Portanto, o Brasil tem hoje um termômetro marcando 2,44%, sinalizando inflação abaixo do centro da meta, e a vida real retratada no indicador que mostra alta de 11,8%, várias vezes acima do teto que o BC pode aceitar. Esse descompasso é raro, admite o coordenador de preços da FGV, Andre Braz, mas ocorre quando há fortes quedas do real. O caso mais recente de que lembra foi em 2002, durante a campanha eleitoral em que Luiz Inácio Lula da Silva venceu e marcou o recorde do câmbio em valor real.
Braz tenta tranquilizar quem se assusta ante a possibilidade de ter contratos reajustados pelos IGPs e salários pelo INPC, irmão do IPCA, com alta acumulada em 12 meses de 2,94%. Pondera que, embora o IGP-M seja associado com valor do aluguel, a alta desse tipo de contrato acumula alta mais moderada, de 3,07% em 12 meses:
– Apesar de o IGP-M ser muito citado como indexador do aluguel, é pouco praticado. A negociação costuma ganha força em momentos de recessão. O locador prefere manter o inquilino bom pagador, então não reajusta ou acerta um valor mais próximo da realidade.
Braz pondera que os IGPs reajustam só em parte serviços como energia, telefonia e transporte. Se restringem às parcelas do custo afetadas pela variação cambial, como o cobre, no caso das empresas de eletricidade, material que subiu 55,1% nos últimos 12 meses.
– Os IGPS já não indexam mais a economia como no passado. Cada um corrige uma parte.
Mesmo assim, desta vez, de fato, a inflação oficial não captura os efeitos da alta de preços no bolso do consumidor.
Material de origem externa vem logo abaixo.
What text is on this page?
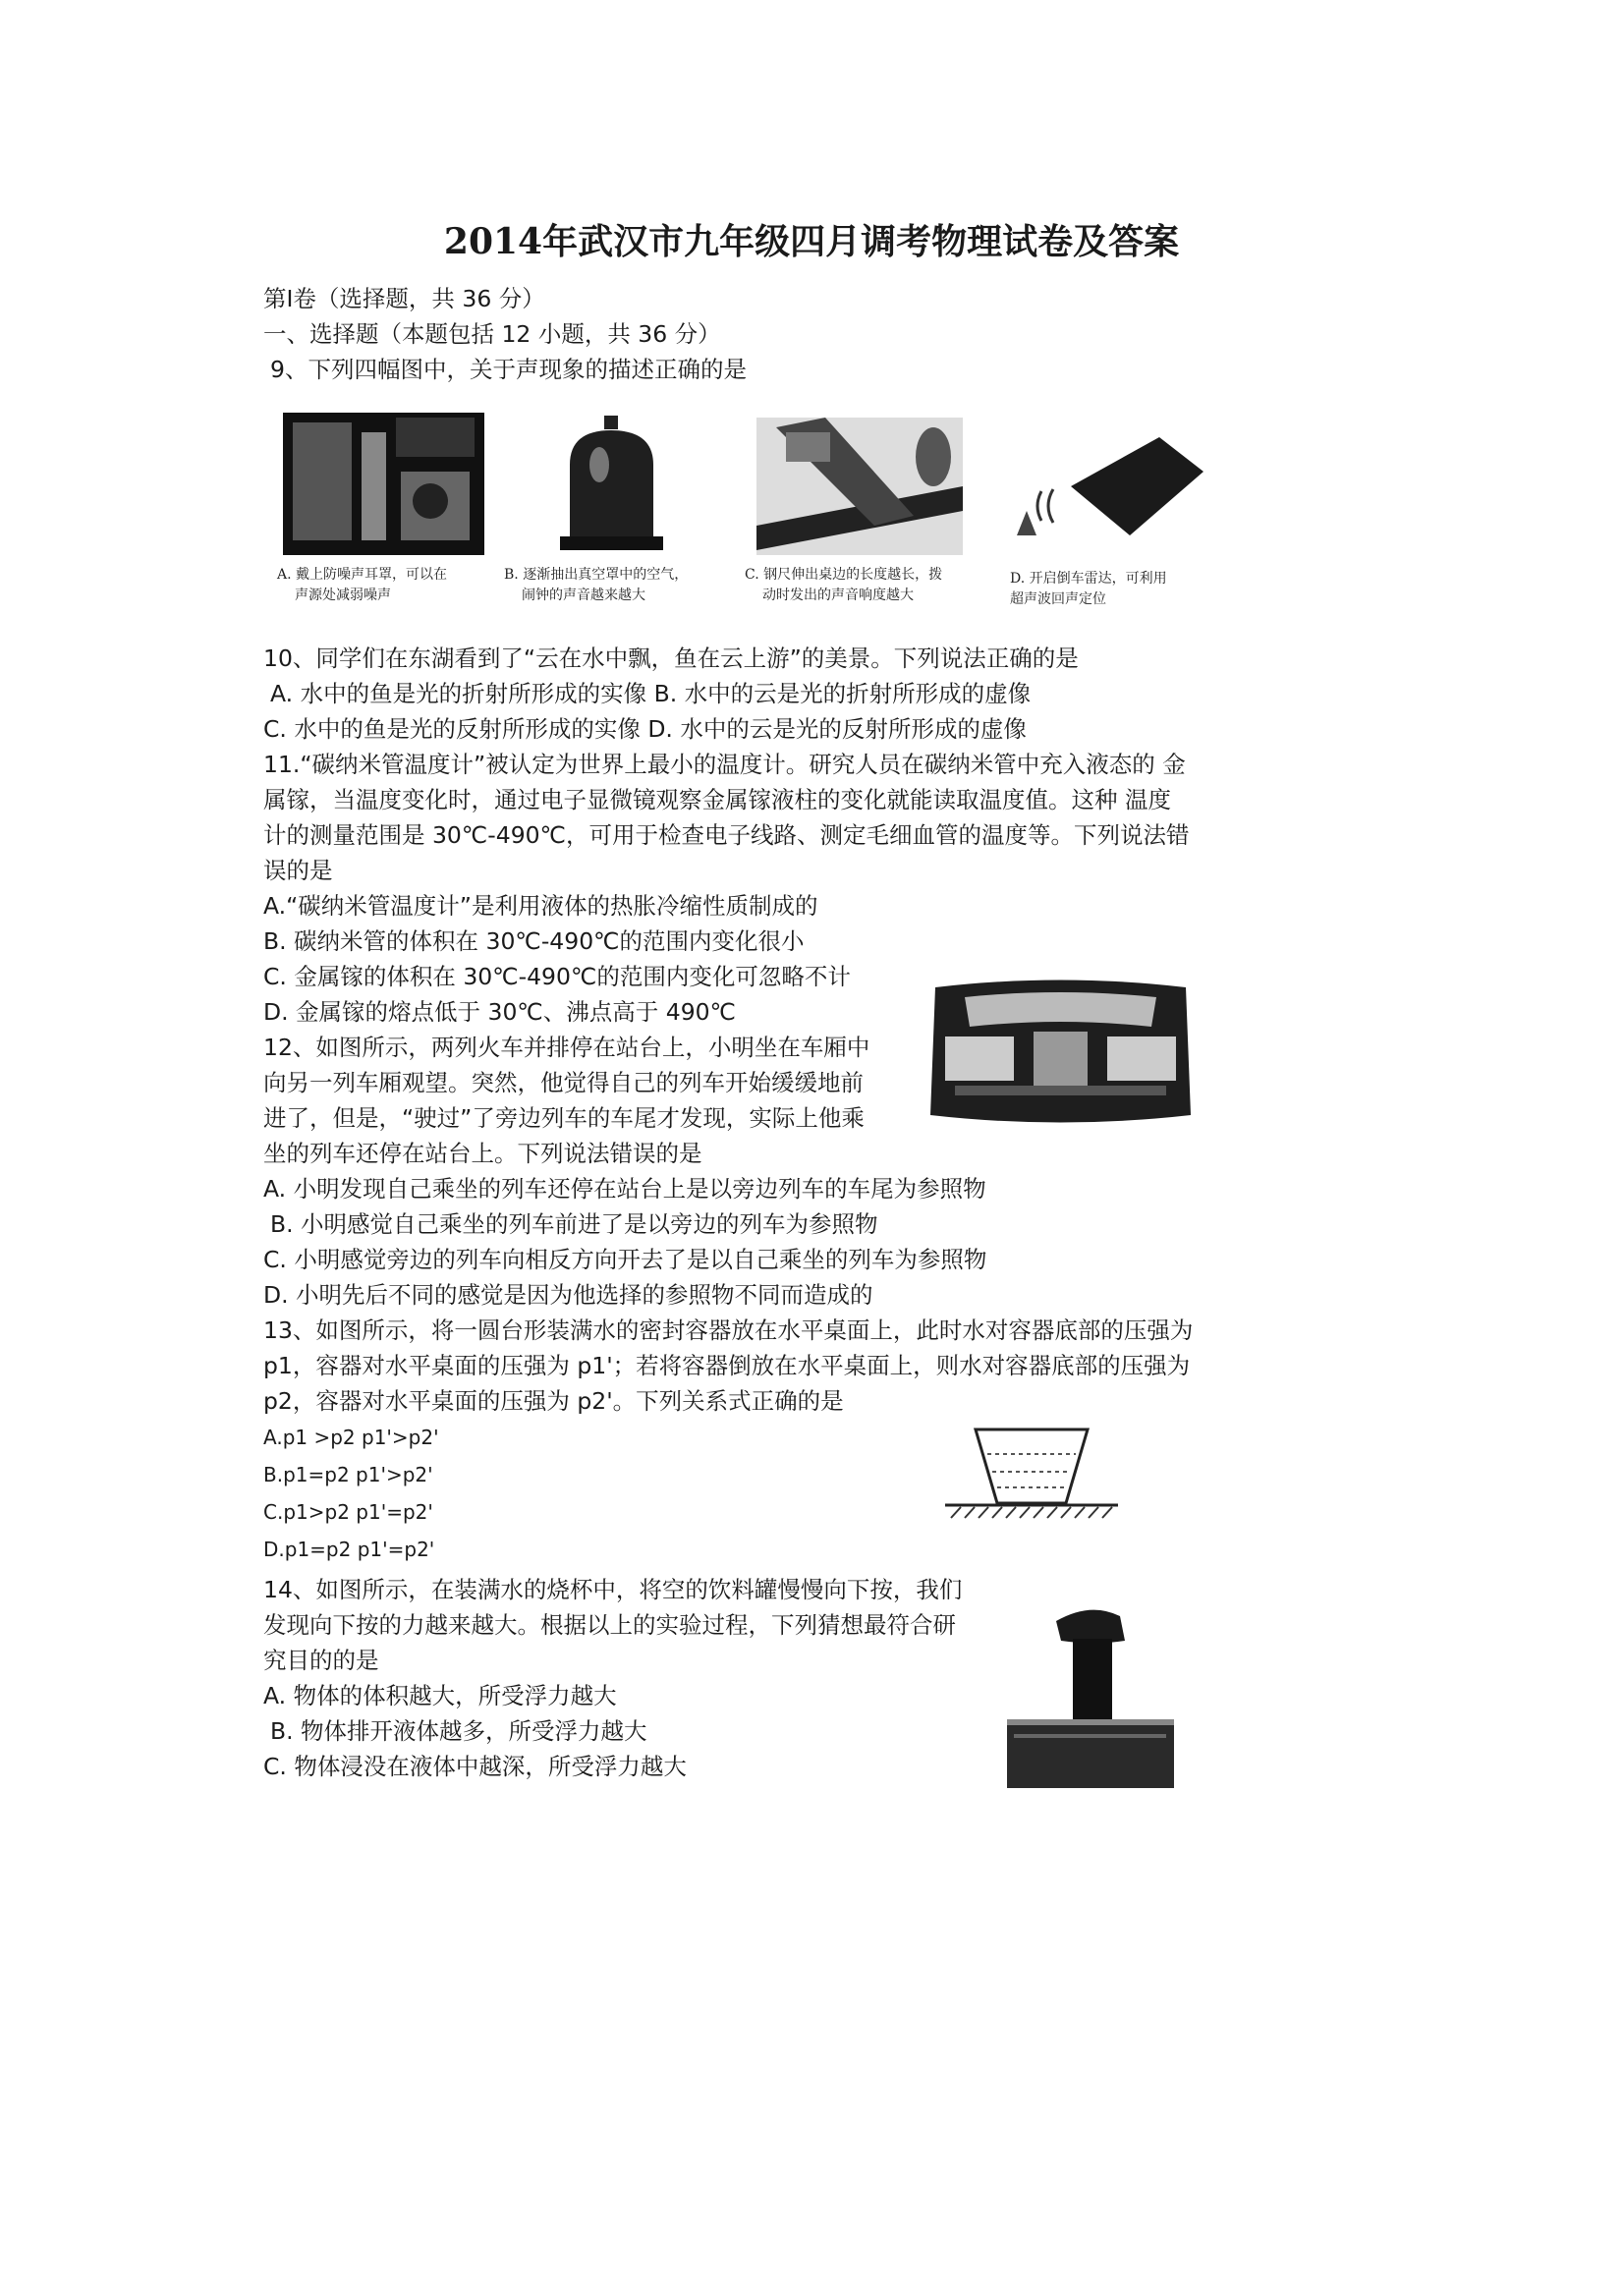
2014年武汉市九年级四月调考物理试卷及答案
第Ⅰ卷（选择题，共 36 分）
一、选择题（本题包括 12 小题，共 36 分）
9、下列四幅图中，关于声现象的描述正确的是
A. 戴上防噪声耳罩，可以在
声源处减弱噪声
B. 逐渐抽出真空罩中的空气，
闹钟的声音越来越大
C. 钢尺伸出桌边的长度越长，拨
动时发出的声音响度越大
D. 开启倒车雷达，可利用
超声波回声定位
10、同学们在东湖看到了“云在水中飘，鱼在云上游”的美景。下列说法正确的是
A. 水中的鱼是光的折射所形成的实像 B. 水中的云是光的折射所形成的虚像
C. 水中的鱼是光的反射所形成的实像 D. 水中的云是光的反射所形成的虚像
11.“碳纳米管温度计”被认定为世界上最小的温度计。研究人员在碳纳米管中充入液态的 金
属镓，当温度变化时，通过电子显微镜观察金属镓液柱的变化就能读取温度值。这种 温度
计的测量范围是 30℃-490℃，可用于检查电子线路、测定毛细血管的温度等。下列说法错
误的是
A.“碳纳米管温度计”是利用液体的热胀冷缩性质制成的
B. 碳纳米管的体积在 30℃-490℃的范围内变化很小
C. 金属镓的体积在 30℃-490℃的范围内变化可忽略不计
D. 金属镓的熔点低于 30℃、沸点高于 490℃
12、如图所示，两列火车并排停在站台上，小明坐在车厢中
向另一列车厢观望。突然，他觉得自己的列车开始缓缓地前
进了，但是，“驶过”了旁边列车的车尾才发现，实际上他乘
坐的列车还停在站台上。下列说法错误的是
A. 小明发现自己乘坐的列车还停在站台上是以旁边列车的车尾为参照物
B. 小明感觉自己乘坐的列车前进了是以旁边的列车为参照物
C. 小明感觉旁边的列车向相反方向开去了是以自己乘坐的列车为参照物
D. 小明先后不同的感觉是因为他选择的参照物不同而造成的
13、如图所示，将一圆台形装满水的密封容器放在水平桌面上，此时水对容器底部的压强为
p1，容器对水平桌面的压强为 p1'；若将容器倒放在水平桌面上，则水对容器底部的压强为
p2，容器对水平桌面的压强为 p2'。下列关系式正确的是
A.p1 >p2 p1'>p2'
B.p1=p2 p1'>p2'
C.p1>p2 p1'=p2'
D.p1=p2 p1'=p2'
14、如图所示，在装满水的烧杯中，将空的饮料罐慢慢向下按，我们
发现向下按的力越来越大。根据以上的实验过程，下列猜想最符合研
究目的的是
A. 物体的体积越大，所受浮力越大
B. 物体排开液体越多，所受浮力越大
C. 物体浸没在液体中越深，所受浮力越大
Quais são os principais índices de inflação
IGPs: Índices Gerais de Preços, calculados pela Fundação Getulio Vargas. Têm três variações, IGP-M, IGP-DI e IGP-10, com diferença apenas no período de apuração. Cada um é composto por três subíndices: Índice de Preços no Atacado (IPA), com peso de 60%, Índice de Preços ao Consumidor (IPC), com peso de 30%, e Índice Nacional do Custo da Construção (INCC), com peso de 10%.
IPCA: Índice de Preços ao Consumidor Ampliado, calculado pelo IBGE, é considerado o índice oficial do Brasil porque serve de referência para o Banco Central. Mede a variação de preços de produtos e serviços consumidos por famílias com renda entre um e 40 salários mínimos.
INPC: Índice Nacional de Preços ao Consumidor, também do IBGE, mede avariação nos preços de produtos e serviços consumidos por famílias com renda entre um e oito salários mínimos. É a referência para negociações de reajustes salariais.
IPCs: Índices de Preços ao Consumidor calculados pela FGV, tem quatro variações, entre as quais a mais conhecida é o IPC-S.